Second, palladium hydride system (PdHx) has been of great interest primarily due to the high solubility of hydrogen on the palladium fcc (Pd-face centered cubic) lattice which make them suitable candidates as environmental friendly materials for applications in terms of storage and use of energy, having specific relevance in hydrogen storage, fuel cell, batteries, kinetics reversibility studies, and more. Palladium hydride properties do not only include adsorption and desorption of hydrogen, but they are also effective for electrocatalytic applications. Overall, palladium hydride and its alloys properties are strongly correlated with their electronic and crystal structure changes. Thus, a deep understanding and methodology for their production is crucial for their use in the mentioned applications. Despite of the studies found in literature, there is still a lack of studies for direct but simple synthesis of palladium hydride with practical applications. For instance, palladium hydride literature studies are mostly based on in-situ studies where a limitation of sample, stability and reproducibility are some of the major problems associated with them which also leads to a lack of studies related to their properties and how to tune them. Herein, we reported a simple yet well designed method for the synthesis of stable β palladium hydride with different morphologies and decoration of its surface with organic ligands which lead to different effects in terms of nanocrystal sizes and the ability of tune of its properties. Upon the use of different capping agents during the synthesis, diverse magnetic properties have arisen, as well as an increase in their hydrogen storage capacity. These properties are found to be different from their counterpart of pure palladium and palladium hydride material without coating agents.

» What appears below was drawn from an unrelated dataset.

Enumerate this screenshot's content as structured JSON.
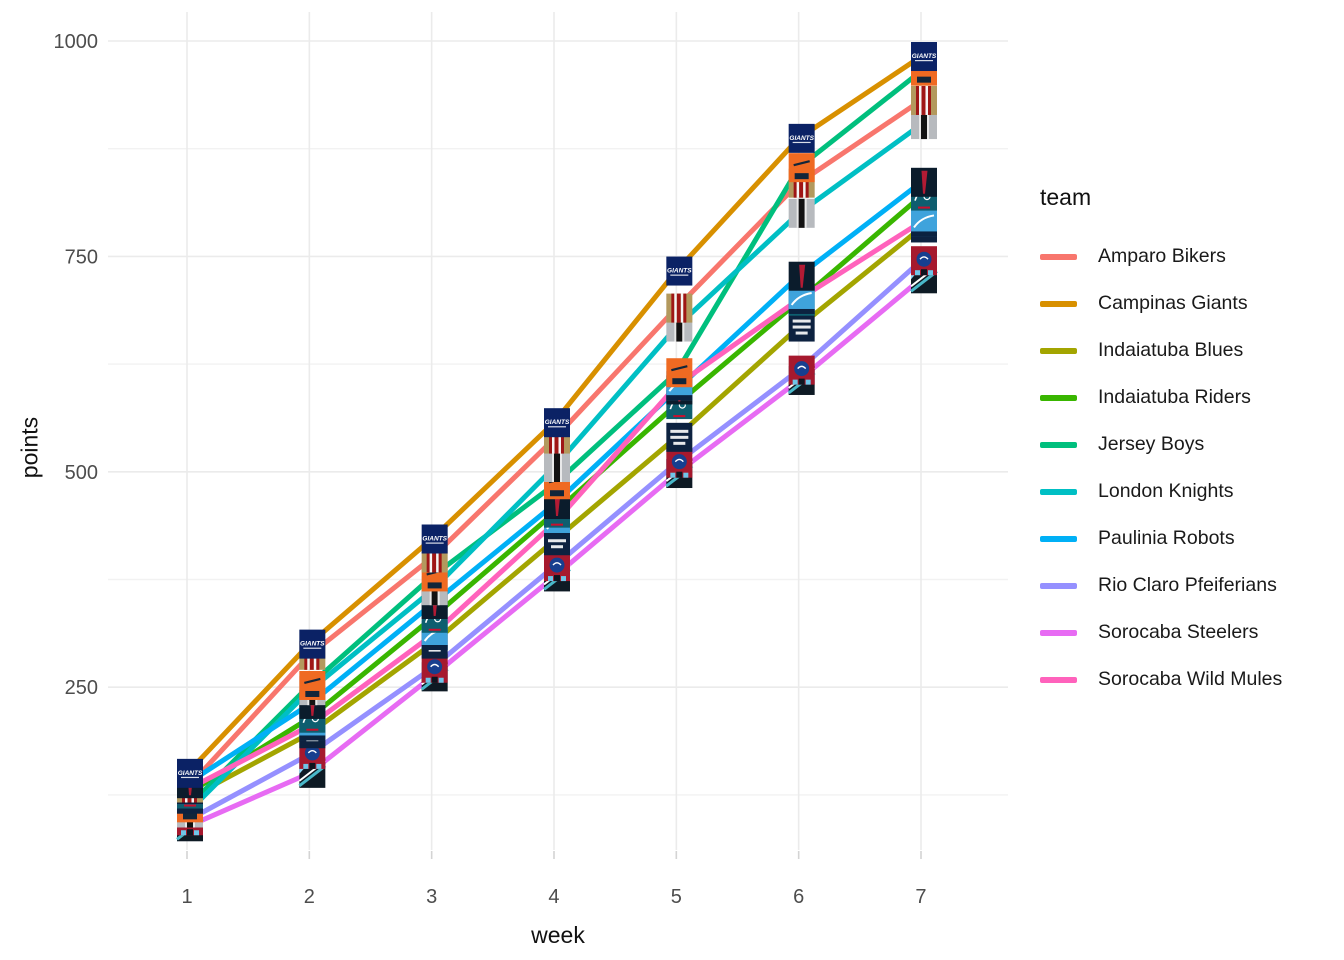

Third, developing non-platinum materials with enhance performance for electrocatalytic reactions has been gaining attention in recently years. Palladium and Palladium-based materials are the most suitable candidates to substitute platinum catalysts in anodic and cathodic reactions. Here we developed a facile path to synthesize PdCu nanowires having alloy and intermetallic phases within their structures. To the best of our knowledge, the catalytic properties of *PdCu intermetallic nanowires for hydrogen evolution reaction and formic acid oxidation reaction are higher than their PdCu alloy counterpart and those previously reported for 0D and 1D bimetallic nanostructures. Tafel slopes and overpotential presented here during hydrogen evolution reaction of *PdCu NWs in both acidic and basic conditions are superior than PdCu alloy nanowires, Pd nanowires and comparable to commercial Pt. In terms of formic acid oxidation reaction, *PdCu NWs also exhibits the highest mass activity, followed by PdCu alloy NWs, and being both superior than commercial Pd. In addition, PdCu nanowires also exhibit superior stability for both reactions: hydrogen evolution reaction in acid and basic conditions, and formic acid oxidation reaction as well as good resistance against CO poisoning. Density functional theory (DFT) calculations demonstrate that the improved HER performance at acidic condition is due to the decrease in the hydrogen binding energy of the compressed PdCu-B2 phase, and the improved HER performance at alkaline condition is due to the reduced water dissociation barriers at alkaline condition of *PdCu intermetallic phase.